OpenAI Acquires Tech Podcast TBPN in Its First Media Deal, Raising Questions About Editorial Independence
OpenAI has purchased the popular tech podcast TBPN for a reported low-hundreds-of-millions-dollar sum, placing the show under its political strategy chief as the AI company expands into media ahead of planned consumer hardware launches.
Overview
OpenAI announced on April 2 that it has acquired TBPN, a daily technology news podcast hosted by entrepreneurs John Coogan and Jordi Hays, in what represents the artificial intelligence company’s first acquisition of a media property. The deal’s financial terms were not officially disclosed, though the Wall Street Journal reported the purchase price was in the “low hundreds of millions of dollars.” TBPN expects to generate more than $30 million in advertising revenue in 2026, up from approximately $5 million in 2025.
The show will be housed within OpenAI’s strategy organization and report to Chris Lehane, the company’s chief political operative, according to TechCrunch. OpenAI said TBPN will maintain editorial independence and continue to choose its own guests.
What We Know
TBPN launched in late 2024 as a three-hour weekday podcast featuring segments on artificial intelligence, startups, and the broader technology industry. Coogan, who co-founded the meal replacement brand Soylent, and Hays, who previously founded the startup funding platform Party Round and a YouTube advertising network, built the show into what TechCrunch described as “Silicon Valley’s cult-favorite tech podcast.” The show has attracted sponsorship deals from fintech companies Ramp and Plaid, Google’s Gemini AI division, and the New York Stock Exchange.

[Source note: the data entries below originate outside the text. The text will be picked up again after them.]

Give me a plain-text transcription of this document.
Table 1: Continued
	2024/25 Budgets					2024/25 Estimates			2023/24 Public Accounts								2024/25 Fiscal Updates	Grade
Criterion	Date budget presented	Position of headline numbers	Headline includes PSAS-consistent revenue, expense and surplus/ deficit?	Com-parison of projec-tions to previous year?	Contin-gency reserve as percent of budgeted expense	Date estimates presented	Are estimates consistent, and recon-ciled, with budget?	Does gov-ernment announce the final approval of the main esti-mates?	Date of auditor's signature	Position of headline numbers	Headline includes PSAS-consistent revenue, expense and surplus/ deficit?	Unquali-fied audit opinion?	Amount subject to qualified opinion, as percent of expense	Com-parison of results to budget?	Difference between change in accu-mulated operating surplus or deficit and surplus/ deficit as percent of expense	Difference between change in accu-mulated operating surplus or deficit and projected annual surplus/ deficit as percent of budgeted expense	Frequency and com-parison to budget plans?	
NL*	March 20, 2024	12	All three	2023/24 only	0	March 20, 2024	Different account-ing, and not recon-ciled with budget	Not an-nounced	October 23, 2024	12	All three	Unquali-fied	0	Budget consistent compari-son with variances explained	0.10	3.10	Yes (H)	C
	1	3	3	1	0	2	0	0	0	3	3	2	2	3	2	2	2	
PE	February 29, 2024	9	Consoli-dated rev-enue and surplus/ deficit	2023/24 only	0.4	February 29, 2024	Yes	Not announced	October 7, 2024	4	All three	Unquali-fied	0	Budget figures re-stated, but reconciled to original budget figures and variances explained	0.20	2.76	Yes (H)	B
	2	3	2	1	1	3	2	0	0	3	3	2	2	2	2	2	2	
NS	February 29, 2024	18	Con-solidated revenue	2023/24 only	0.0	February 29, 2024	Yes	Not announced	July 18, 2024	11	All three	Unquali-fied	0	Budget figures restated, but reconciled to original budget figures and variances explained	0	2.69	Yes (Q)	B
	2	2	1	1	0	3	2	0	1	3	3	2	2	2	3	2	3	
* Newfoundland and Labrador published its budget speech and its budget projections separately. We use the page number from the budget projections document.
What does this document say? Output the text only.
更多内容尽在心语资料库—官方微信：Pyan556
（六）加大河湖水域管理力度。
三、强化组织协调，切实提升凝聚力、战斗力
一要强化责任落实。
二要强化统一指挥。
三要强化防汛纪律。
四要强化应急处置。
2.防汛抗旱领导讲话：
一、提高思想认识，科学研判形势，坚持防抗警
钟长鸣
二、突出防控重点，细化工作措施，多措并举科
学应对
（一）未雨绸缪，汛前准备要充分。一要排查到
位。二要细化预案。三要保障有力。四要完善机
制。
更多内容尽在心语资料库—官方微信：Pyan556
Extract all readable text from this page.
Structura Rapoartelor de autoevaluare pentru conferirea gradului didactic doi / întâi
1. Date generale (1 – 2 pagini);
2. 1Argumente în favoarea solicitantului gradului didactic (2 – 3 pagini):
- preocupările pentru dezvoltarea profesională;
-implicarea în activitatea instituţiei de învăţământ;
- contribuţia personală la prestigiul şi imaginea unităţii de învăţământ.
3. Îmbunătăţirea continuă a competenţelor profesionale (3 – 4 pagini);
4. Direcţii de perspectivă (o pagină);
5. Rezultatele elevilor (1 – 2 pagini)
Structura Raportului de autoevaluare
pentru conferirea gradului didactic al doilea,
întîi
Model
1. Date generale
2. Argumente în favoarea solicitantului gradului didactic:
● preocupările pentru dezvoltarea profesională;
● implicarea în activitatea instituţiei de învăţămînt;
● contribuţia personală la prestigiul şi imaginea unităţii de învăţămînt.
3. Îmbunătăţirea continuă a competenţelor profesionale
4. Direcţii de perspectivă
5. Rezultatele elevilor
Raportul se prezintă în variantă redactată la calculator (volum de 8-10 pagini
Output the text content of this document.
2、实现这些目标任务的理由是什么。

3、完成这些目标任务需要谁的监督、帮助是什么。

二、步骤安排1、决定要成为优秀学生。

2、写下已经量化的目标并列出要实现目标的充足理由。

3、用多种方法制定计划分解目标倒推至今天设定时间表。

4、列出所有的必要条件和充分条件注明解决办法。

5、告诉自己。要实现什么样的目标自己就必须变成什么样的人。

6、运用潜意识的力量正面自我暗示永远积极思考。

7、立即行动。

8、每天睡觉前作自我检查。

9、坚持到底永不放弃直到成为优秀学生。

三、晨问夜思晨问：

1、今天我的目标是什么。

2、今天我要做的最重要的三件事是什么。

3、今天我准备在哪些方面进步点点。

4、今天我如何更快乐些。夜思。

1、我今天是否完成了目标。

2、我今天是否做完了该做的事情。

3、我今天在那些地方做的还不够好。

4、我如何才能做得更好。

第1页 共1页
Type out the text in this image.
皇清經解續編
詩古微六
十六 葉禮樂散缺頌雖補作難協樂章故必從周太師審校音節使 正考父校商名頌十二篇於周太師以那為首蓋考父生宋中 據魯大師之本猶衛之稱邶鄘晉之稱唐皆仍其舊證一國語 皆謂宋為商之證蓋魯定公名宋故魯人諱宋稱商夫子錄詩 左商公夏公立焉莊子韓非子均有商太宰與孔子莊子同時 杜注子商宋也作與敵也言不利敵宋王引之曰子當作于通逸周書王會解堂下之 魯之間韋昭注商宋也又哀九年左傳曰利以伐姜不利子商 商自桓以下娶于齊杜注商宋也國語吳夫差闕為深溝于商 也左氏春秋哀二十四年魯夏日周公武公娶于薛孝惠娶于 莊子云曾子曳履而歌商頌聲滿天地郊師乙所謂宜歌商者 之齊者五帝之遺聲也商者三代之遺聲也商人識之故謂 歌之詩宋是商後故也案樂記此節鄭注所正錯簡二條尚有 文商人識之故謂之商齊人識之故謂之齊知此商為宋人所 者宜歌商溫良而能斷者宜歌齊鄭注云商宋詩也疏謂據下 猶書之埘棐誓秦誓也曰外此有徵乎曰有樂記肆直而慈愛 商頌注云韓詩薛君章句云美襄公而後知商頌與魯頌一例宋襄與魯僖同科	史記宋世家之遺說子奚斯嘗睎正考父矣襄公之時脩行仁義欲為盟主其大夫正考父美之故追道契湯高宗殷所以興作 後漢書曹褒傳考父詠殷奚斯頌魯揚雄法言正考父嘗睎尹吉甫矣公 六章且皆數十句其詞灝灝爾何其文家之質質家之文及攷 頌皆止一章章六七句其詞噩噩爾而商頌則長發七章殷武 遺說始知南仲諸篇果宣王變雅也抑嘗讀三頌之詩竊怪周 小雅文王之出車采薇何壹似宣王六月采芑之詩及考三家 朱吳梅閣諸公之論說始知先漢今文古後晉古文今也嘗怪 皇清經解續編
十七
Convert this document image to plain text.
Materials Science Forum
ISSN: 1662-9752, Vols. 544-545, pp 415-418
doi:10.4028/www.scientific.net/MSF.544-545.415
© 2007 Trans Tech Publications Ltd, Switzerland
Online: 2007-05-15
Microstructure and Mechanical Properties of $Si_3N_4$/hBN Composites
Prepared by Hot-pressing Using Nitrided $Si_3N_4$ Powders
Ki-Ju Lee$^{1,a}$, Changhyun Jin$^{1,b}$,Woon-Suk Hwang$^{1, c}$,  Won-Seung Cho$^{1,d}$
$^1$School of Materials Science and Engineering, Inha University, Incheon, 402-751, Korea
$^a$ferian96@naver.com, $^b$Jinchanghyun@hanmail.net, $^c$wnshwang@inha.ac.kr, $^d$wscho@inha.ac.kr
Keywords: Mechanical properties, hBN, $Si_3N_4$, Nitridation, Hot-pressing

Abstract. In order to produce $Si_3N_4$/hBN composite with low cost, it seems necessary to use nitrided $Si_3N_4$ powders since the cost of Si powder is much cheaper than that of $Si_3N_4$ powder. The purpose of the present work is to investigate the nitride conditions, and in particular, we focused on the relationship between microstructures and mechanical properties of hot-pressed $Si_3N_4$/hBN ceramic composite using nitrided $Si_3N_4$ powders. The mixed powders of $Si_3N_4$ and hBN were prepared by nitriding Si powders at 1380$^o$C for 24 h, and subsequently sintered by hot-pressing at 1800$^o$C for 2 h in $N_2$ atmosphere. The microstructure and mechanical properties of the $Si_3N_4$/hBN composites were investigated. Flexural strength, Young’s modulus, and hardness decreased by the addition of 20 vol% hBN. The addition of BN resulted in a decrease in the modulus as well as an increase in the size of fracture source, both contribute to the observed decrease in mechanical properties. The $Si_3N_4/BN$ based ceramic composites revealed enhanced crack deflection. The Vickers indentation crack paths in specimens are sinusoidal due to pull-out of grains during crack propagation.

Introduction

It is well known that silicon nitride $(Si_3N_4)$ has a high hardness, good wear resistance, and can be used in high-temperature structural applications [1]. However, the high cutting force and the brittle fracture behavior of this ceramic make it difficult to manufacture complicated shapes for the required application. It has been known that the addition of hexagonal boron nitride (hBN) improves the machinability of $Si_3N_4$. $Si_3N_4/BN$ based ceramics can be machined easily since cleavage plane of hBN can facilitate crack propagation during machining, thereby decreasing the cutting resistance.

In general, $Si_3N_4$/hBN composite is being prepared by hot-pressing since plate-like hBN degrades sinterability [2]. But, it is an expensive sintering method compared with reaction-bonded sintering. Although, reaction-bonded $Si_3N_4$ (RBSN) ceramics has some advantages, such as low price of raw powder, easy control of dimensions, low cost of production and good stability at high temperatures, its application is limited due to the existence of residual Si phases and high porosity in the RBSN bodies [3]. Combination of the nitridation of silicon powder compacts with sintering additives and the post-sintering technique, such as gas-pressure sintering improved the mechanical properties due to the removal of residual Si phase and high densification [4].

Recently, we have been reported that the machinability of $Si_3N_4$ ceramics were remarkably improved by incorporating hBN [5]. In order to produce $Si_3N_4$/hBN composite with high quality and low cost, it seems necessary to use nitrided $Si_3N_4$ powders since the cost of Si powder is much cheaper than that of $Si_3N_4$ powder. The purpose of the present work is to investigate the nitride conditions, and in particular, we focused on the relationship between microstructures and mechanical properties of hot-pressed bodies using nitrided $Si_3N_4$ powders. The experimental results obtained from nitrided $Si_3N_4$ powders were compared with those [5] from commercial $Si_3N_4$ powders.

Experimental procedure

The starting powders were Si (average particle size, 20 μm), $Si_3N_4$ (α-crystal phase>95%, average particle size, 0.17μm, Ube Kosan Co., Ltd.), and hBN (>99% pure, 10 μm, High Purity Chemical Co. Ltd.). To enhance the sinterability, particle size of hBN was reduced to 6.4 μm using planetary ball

Fidji Simo, OpenAI’s CEO of applications, framed the acquisition as a communications strategy rather than a traditional media investment. “We’re not a typical company. We’re driving a really big technological shift,” Simo said in a statement reported by SiliconAngle. “With our mission to ensure artificial general intelligence benefits all of humanity comes a responsibility to help create a space for a real, constructive conversation about the changes AI creates.”
Simo also cited the TBPN team’s “comms and marketing instincts” as a factor in the deal, noting that their expertise would support OpenAI’s marketing efforts ahead of planned consumer hardware launches, including a smart speaker expected in early 2027 and smart glasses to follow, according to SiliconAngle.
The acquisition places TBPN under the oversight of Lehane, a veteran Democratic political strategist who previously served as press secretary to Vice President Al Gore. The arrangement has drawn scrutiny from media observers. The Hill reported on the deal as part of OpenAI’s broader expansion beyond its core AI products into media and content properties.
What We Don’t Know
The central question surrounding the deal is whether TBPN can credibly maintain editorial independence while operating under the corporate umbrella of one of its primary subjects of coverage. The show has regularly featured OpenAI-related segments, including an appearance by CEO Sam Altman to discuss GPT-5.3-Codex in a February broadcast. Google, one of OpenAI’s chief competitors, holds an existing Gemini-focused sponsorship deal with TBPN, and it remains unclear whether that arrangement will continue.
OpenAI has pledged that TBPN will “retain its editorial independence,” but as SiliconAngle noted, “many observers expressed doubts” about the viability of that promise given the show’s reporting relationship to Lehane’s political strategy operation.
The precise purchase price also remains unconfirmed. A valuation in the low hundreds of millions for a podcast generating $30 million in projected annual revenue would represent a significant premium, though it aligns with the elevated valuations that technology companies have assigned to media properties with established audiences in the AI era.
Background
The acquisition arrives amid a broader pattern of AI companies investing in media and content distribution. OpenAI has previously struck licensing deals with major publishers including the Associated Press, Axel Springer, and Le Monde to train its models on journalistic content. Purchasing a media outlet outright, however, marks a qualitative escalation from licensing arrangements to direct ownership.
The deal also reflects the rising commercial significance of podcasting as a medium. Global podcast and vodcast advertising revenue is projected to reach $5 billion in 2026, according to Deloitte, representing a 20 percent year-over-year increase. TBPN’s rapid revenue growth from $5 million in 2025 to a projected $30 million in 2026 illustrates the outsized returns available to shows that capture the technology sector’s advertising spend.
For OpenAI, the acquisition signals that the company views direct media ownership as a strategic asset in shaping public discourse around artificial intelligence, a calculation that will face sustained scrutiny as the show continues to cover the industry its parent company dominates.